(no title)
jaen | 4 days ago
LLMs generating code to solve ARC-AGI is literally what they do these days, so as far as I see, basically this entire exercise is equivalent to just running "Deep Think" test-time compute type models and committing their output to Github?
What exactly was the novel, un-LLMable human input here?
kofdai|3 days ago
1. The Inference Engine is 100% Deterministic: The "solver" is a standalone Python program (26K lines + NumPy). At runtime, it has zero neural dependencies. It doesn't call an LLM, it doesn't load weights, and it doesn't "hallucinate." It performs a combinatorial search over a formal Domain Specific Language (DSL). You could run this on a legacy machine with no internet connection. This is fundamentally different from o1/o3 or Grok-Thinking, where the model is the solver at test-time.
2. The "Novel Human Input" is the DSL Design: Using an LLM to help write Python boilerplate is trivial. Using an LLM to design a 7-phase symbolic pipeline that solves ARC is currently impossible. My core contributions that an LLM could not "reason" out are:
The Cross DSL: The insight that ~57% of ARC transforms can be modeled by local 5-cell Von Neumann neighborhoods.
Iterative Residual Learning: A gradient-free strategy where the system synthesizes a transform, calculates the residual error on the grid, and iteratively synthesizes "correction" programs.
Pruning & Verification: Implementing a formal verification loop where every candidate solution is checked against the 3-5 training examples before being proposed.
3. Scaling through Logic, not Compute: While the industry spends millions on "Test-time Compute" (GPU-heavy CoT), Verantyx achieves 18.1% (and now 20% in v6) using Symbolic Synthesis on a single CPU. The 208 commits in the repo represent 208 iterations of staring at grid failures and manually expanding the primitive vocabulary to cover topological edge cases that LLMs consistently miss.
If using Copilot to speed up the implementation of a deterministic search algorithm invalidates the algorithm, then we’d have to invalidate most modern OS kernels or compilers written today. The "intelligence" isn't in the typing; it's in the program synthesis architecture that does what pure LLM inference cannot.
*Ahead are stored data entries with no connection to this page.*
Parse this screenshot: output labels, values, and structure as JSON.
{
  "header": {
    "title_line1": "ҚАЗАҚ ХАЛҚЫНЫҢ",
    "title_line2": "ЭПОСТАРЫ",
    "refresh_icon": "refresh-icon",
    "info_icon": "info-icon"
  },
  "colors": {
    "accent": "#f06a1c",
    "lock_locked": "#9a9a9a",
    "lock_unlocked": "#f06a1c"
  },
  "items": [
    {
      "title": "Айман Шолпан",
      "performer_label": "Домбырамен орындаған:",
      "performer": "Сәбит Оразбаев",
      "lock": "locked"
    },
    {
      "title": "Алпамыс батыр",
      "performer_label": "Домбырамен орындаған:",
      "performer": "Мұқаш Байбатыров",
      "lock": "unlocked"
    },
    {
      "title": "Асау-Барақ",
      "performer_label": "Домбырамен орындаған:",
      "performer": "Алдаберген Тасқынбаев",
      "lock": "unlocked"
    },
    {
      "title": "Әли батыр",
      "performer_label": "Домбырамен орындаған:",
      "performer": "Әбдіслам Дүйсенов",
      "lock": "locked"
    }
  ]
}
I'd encourage you to check the source—it's just pure, brute-force symbolic logic: https://github.com/Ag3497120/verantyx-v6
jaen|3 days ago
> I'd encourage you to check the source
I couldn't have written my comment without reading the source, obviously!
> o1/o3 or Grok-Thinking, where the model is the solver at test-time.
What? I said that the SotA is the model generating code at test-time, not solving it directly via CoT/ToT etc.